In a stroke of bad luck for Kane, the FBI was recording the phone calls of a friend Morrow contacted the day Kane asked him to leak the documents. The FBI wiretap was part of an unrelated investigation, but it allowed prosecutors to play the tape at trial. In it, Morrow described what Kane asked him to do.

"When the voice recording came on, I kind of knew right there, there's a lot of evidence," Galasso said.

Kane's lawyers, he said, "tried blaming everyone else but her in the case."

Although Judge Wendy Demchick-Alloy told jurors they could not hold against Kane her decision not to testify, Galasso said he found her lawyers' choice not to call any witnesses surprising.

"We could understand why Kane didn't go on the stand, because it might make her look bad, being cross-examined by the D.A.," Galasso said. "But we were shocked that not one witness was called in the case."

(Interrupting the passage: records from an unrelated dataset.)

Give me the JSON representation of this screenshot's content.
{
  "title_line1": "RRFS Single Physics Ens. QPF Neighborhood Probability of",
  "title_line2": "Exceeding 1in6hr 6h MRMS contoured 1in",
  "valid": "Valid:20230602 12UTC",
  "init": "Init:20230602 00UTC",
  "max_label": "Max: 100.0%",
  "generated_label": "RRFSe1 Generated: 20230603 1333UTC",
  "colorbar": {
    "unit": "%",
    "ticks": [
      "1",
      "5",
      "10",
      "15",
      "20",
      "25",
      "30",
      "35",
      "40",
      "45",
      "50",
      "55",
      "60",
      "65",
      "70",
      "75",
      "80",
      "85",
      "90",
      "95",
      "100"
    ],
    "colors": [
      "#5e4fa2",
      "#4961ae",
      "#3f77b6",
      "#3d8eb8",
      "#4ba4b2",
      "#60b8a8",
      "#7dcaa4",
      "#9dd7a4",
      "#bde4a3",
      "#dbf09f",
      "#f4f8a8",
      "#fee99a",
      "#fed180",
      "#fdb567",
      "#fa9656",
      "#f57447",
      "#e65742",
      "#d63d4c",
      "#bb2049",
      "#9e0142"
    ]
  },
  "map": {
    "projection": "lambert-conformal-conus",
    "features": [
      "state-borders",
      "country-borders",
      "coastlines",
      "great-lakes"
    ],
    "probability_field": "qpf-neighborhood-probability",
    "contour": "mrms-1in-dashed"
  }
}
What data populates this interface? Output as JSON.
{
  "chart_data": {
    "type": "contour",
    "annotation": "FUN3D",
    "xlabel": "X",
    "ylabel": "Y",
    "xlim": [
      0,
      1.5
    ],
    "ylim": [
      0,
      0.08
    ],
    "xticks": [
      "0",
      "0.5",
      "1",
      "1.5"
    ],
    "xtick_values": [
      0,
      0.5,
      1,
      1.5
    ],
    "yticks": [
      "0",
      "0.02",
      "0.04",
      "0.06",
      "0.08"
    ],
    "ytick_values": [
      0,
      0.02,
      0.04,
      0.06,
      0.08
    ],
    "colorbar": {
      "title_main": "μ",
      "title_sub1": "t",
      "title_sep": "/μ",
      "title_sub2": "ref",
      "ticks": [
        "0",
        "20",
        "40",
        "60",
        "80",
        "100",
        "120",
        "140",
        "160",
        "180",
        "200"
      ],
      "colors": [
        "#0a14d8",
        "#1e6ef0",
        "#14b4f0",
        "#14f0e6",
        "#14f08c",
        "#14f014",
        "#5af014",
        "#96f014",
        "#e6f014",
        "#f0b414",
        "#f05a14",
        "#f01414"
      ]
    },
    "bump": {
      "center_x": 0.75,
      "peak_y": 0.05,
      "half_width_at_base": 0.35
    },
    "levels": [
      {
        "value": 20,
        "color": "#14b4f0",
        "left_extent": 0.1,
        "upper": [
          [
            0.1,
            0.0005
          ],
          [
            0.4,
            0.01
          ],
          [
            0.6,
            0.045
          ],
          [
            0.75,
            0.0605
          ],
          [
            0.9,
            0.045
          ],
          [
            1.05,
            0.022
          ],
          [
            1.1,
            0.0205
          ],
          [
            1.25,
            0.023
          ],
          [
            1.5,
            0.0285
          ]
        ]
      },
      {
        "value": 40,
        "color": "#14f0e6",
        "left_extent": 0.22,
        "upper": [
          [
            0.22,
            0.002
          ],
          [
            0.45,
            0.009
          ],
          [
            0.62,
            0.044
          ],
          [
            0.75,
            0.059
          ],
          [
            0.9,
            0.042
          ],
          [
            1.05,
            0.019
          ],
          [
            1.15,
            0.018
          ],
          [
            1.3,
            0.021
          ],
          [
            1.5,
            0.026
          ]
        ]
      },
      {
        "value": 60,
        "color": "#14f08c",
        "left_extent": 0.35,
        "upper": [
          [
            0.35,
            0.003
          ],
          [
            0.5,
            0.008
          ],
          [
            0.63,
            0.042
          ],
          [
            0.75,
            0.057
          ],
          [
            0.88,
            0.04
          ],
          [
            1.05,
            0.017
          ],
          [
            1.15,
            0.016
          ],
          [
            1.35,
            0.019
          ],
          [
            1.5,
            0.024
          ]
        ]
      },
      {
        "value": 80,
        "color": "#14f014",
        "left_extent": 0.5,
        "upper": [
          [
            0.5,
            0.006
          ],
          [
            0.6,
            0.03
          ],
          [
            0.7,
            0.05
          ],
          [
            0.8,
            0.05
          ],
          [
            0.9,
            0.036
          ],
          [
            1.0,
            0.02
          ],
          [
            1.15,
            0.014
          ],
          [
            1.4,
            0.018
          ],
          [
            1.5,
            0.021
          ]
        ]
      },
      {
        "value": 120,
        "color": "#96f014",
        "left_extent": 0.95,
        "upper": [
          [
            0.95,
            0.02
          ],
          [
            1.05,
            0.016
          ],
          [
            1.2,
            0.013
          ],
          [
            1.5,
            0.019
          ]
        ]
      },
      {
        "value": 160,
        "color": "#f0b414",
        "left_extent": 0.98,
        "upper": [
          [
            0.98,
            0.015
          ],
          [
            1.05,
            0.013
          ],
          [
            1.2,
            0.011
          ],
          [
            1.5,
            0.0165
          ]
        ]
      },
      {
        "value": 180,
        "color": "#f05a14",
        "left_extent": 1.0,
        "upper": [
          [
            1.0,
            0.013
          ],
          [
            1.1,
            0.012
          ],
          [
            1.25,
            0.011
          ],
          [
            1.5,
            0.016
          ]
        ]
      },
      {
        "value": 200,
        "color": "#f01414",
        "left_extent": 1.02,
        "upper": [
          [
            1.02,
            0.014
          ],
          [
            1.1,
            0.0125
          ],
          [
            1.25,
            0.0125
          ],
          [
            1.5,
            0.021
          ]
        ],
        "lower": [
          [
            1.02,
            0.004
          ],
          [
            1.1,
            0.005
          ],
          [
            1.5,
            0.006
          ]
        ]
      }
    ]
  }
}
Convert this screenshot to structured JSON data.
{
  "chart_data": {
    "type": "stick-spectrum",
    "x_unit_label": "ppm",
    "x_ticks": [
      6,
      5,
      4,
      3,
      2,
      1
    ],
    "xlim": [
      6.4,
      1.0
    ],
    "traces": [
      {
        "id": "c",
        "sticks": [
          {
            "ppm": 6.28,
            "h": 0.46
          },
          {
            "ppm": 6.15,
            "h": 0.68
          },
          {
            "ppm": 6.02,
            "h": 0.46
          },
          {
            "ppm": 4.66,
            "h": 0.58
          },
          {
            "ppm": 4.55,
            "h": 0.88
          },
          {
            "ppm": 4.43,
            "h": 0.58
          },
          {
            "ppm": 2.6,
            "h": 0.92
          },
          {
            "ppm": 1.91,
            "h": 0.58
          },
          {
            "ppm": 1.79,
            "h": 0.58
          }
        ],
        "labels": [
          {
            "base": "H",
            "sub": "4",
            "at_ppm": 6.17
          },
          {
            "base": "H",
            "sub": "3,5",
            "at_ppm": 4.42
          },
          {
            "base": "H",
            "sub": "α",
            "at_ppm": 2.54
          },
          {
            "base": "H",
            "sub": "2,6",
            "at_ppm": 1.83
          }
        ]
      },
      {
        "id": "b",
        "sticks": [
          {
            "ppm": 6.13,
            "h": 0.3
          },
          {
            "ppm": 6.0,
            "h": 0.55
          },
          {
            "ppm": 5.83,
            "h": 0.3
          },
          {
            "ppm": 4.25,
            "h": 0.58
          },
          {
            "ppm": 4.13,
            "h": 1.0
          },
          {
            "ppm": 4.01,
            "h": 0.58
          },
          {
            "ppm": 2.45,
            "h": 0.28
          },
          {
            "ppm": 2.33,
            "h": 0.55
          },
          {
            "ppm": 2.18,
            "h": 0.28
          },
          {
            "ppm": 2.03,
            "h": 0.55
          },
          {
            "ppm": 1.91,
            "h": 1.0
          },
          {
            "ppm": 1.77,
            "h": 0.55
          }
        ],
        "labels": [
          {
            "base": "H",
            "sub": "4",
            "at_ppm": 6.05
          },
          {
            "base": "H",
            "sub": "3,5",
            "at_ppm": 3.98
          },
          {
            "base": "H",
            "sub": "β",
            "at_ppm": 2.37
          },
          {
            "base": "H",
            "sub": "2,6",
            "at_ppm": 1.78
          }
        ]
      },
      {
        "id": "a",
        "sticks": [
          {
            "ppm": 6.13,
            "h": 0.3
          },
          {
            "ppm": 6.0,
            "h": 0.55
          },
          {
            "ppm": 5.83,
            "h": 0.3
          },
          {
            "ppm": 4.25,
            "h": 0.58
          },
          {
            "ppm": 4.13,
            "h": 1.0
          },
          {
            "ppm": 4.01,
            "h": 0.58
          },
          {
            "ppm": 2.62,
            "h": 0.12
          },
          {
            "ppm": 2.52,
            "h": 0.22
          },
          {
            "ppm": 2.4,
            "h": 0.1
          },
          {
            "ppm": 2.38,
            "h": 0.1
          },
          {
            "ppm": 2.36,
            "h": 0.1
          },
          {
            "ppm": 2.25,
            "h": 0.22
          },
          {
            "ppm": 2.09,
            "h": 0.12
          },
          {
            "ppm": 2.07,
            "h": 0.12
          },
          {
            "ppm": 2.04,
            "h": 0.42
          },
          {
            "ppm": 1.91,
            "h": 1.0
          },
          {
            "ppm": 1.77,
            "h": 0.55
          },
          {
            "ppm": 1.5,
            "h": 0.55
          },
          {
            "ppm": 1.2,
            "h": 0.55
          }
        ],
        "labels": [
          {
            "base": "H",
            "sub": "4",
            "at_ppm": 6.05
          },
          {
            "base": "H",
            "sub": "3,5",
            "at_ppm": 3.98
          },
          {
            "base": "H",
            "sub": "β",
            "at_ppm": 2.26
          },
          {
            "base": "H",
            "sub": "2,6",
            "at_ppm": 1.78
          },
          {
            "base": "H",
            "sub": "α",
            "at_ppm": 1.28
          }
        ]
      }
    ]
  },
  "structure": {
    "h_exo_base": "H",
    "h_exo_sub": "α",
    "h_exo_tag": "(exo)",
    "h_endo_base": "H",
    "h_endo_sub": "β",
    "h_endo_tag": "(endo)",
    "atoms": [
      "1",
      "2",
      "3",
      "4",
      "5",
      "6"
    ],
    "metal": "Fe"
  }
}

Galasso said he watched Kane closely at she sat at the defense table with four of her lawyers.

"She wasn't reacting to anything," he said. "She wasn't concerned at all."

The Kane trial was Galasso's first time on jury duty.

"I kind of liked it," he said. "Even though it was tense at times, it was a good experience to have."

It was surprising, Galasso said, to hear the details of Kane's crimes.

"If you're that high up, you should know better than to leak classified information," he said. "It just seemed like she didn't plan this out. . . . There was just so much evidence against her. And I felt like she thought she was going to get away with it, so that's why it was so sloppy."